Caro Direttore,
Con la cacciata di Berlusconi dal Senato erano prevedibili le esplosioni di gioia di quella sinistra che da vent’anni trova la sua ragion d’essere nella lotta a Berlusconi.
Un artificio dialettico di questa lotta è stata la proclamazione di un “ventennio“ berlusconiano, cercando di far dimenticare che Berlusconi ha governato solo per la metà circa di questi vent’anni, cosa che comporta una grave responsabilità anche del centrosinistra, e non solo di Berlusconi, per la situazione in cui si trova l’Italia.
Anche la denuncia del “berlusconismo” rischia di essere un argomento a doppio taglio, in quanto finisce per attribuire a Berlusconi una forza tale da paralizzare gli avversari anche quando non è stato al governo. Una chiara ammissione di incapacità politica alla luce della quale diventa evidente il dover sperare nella magistratura per liberarsi del “Nemico”.
Questo uso, più culturale e antropologico che politico, ricorda il ruolo che ebbe, a suo tempo, il “craxismo” nell’eliminazione di Craxi, o l’uso che il PCI fece di altri “ismi”, come “l’imperialismo”, ovviamente solo americano, o il “revisionismo” socialdemocratico.
A mio parere, tracce di questa impostazione si possono trovare anche nell’articolo a firma Eugenio Mazzarella, professore universitario e parlamentare PD nella precedente legislatura, pubblicato l’altro giorno sul nostro sussidiario.net .
Pur accettando il giudizio sulla “spregiudicatezza demagogica” di Berlusconi, non si può però sorvolare sul fatto che gli antiberlusconiani stanno percorrendo strade molto simili, nel momento in cui celebrano non la vittoria su un avversario politico, sia pure per via giudiziaria, ma la sconfitta del “tiranno”. Non mi meraviglierei se qualcuno proponesse il 27 novembre come festività da affiancare al 25 aprile.
Secondo il professor Mazzarella le truppe del berlusconismo si aggiungeranno a quelle di Grillo “per assediare la politica italiana” con il loro populismo. E’ oggettivamente un rischio, ma vorrei ricordare il lungo e tenace corteggiamento dell’M5S da parte di Pier Luigi Bersani, segretario del PD, e che l’alleanza non è andata in porto solo per il rifiuto sdegnoso di Grillo. Non vorrei che fosse un altro esempio di doppia morale togliattiana, la stessa che portò D’Alema a definire “costola della sinistra” la Lega di Bossi quando ruppe con Berlusconi, per poi tornare a definirla razzista e impresentabile.

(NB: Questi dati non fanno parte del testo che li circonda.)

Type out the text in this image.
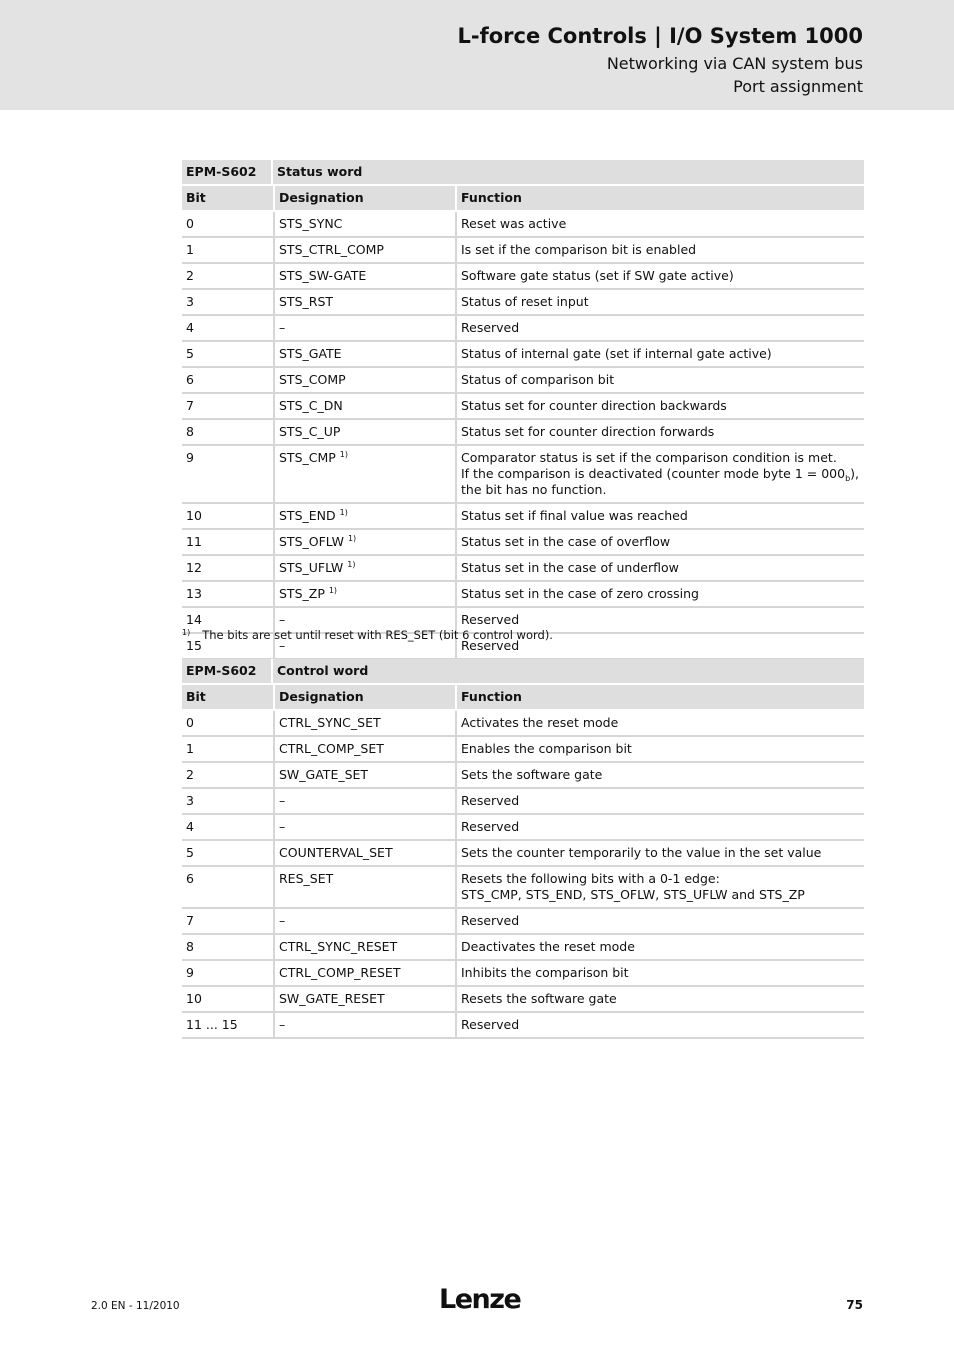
L-force Controls | I/O System 1000
Networking via CAN system bus
Port assignment
EPM-S602	Status word	
Bit	Designation	Function
0	STS_SYNC	Reset was active
1	STS_CTRL_COMP	Is set if the comparison bit is enabled
2	STS_SW-GATE	Software gate status (set if SW gate active)
3	STS_RST	Status of reset input
4	–	Reserved
5	STS_GATE	Status of internal gate (set if internal gate active)
6	STS_COMP	Status of comparison bit
7	STS_C_DN	Status set for counter direction backwards
8	STS_C_UP	Status set for counter direction forwards
9	STS_CMP $^{1)}$	Comparator status is set if the comparison condition is met.
If the comparison is deactivated (counter mode byte $1 = 000_b$), the bit has no function.
10	STS_END $^{1)}$	Status set if final value was reached
11	STS_OFLW $^{1)}$	Status set in the case of overflow
12	STS_UFLW $^{1)}$	Status set in the case of underflow
13	STS_ZP $^{1)}$	Status set in the case of zero crossing
14	–	Reserved
15	–	Reserved
$^{1)}$ The bits are set until reset with RES_SET (bit 6 control word).
EPM-S602	Control word	
Bit	Designation	Function
0	CTRL_SYNC_SET	Activates the reset mode
1	CTRL_COMP_SET	Enables the comparison bit
2	SW_GATE_SET	Sets the software gate
3	–	Reserved
4	–	Reserved
5	COUNTERVAL_SET	Sets the counter temporarily to the value in the set value
6	RES_SET	Resets the following bits with a 0-1 edge:
STS_CMP, STS_END, STS_OFLW, STS_UFLW and STS_ZP
7	–	Reserved
8	CTRL_SYNC_RESET	Deactivates the reset mode
9	CTRL_COMP_RESET	Inhibits the comparison bit
10	SW_GATE_RESET	Resets the software gate
11 ... 15	–	Reserved
2.0 EN - 11/2010	Lenze	75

Dati gli indubbi toni da “capopopolo” che hanno spesso contraddistinto Berlusconi, ovvia l’accusa di parlare “alla pancia del Paese”. Tuttavia, sotto questa accusa si intravvede quella presunzione di superiorità morale e antropologica che la nostra sinistra si è sempre attribuita e per la quale solo chi vota per lei vota “con la testa e il cuore”, gli altri solo con la pancia, o peggio. A riprova, basterebbe rileggere le reazioni alla vittoria di Berlusconi nel 1994, una serie di insulti contro gli italiani che si erano permessi di fermare la marcia verso il potere degli “illuminati”della sinistra.
Che non si tratti di un problema politico, ma culturale e antropologico, lo conferma lo stesso professore quando ammette l’esistenza di una pancia del Paese, ma che è stata educata “per vent’anni dalla sua comunicazione a svilire lo Stato, anche quando lo governava, denunciandone i vizi senza riformarli, ma anzi assumendoli a pretesto per secondare i vizi ‘civili’ del paese”. Insomma, Berlusconi come corruttore della morale nazionale, da ripristinare al più presto tramite l’opera educativa della sinistra, ovviamente casta e pura.
Conferma di quanto le tentazioni moralizzatrici di stampo giacobino facciano marciare affiancate parte della magistratura e della nostra classe politica. Non trattandosi, quindi, di un problema politico si considera ovvio e doveroso l’intervento della magistratura, intervento addirittura preventivo, visto che inizia già nel 1994, quando ancora il Cavaliere non aveva avuto occasione di dar sfogo a tutte le sue nequizie.
Un’ultima osservazione del tutto personale. Ritengo completamente assurde le citazioni fatte da alcuni pasdaran berlusconiani di Piazza Loreto o delle Brigate rosse, ma vorrei ricordare che Moro fu ucciso da comunisti, definiti fino a poco tempo prima come “compagni che sbagliano”, né il PCI fece molto per evitare quell’assassinio. E, comunque, sarebbe bene ricordare che Aldo Moro era democristiano, malgrado i tentativi della sinistra di strumentalizzarne la morte a proprio vantaggio.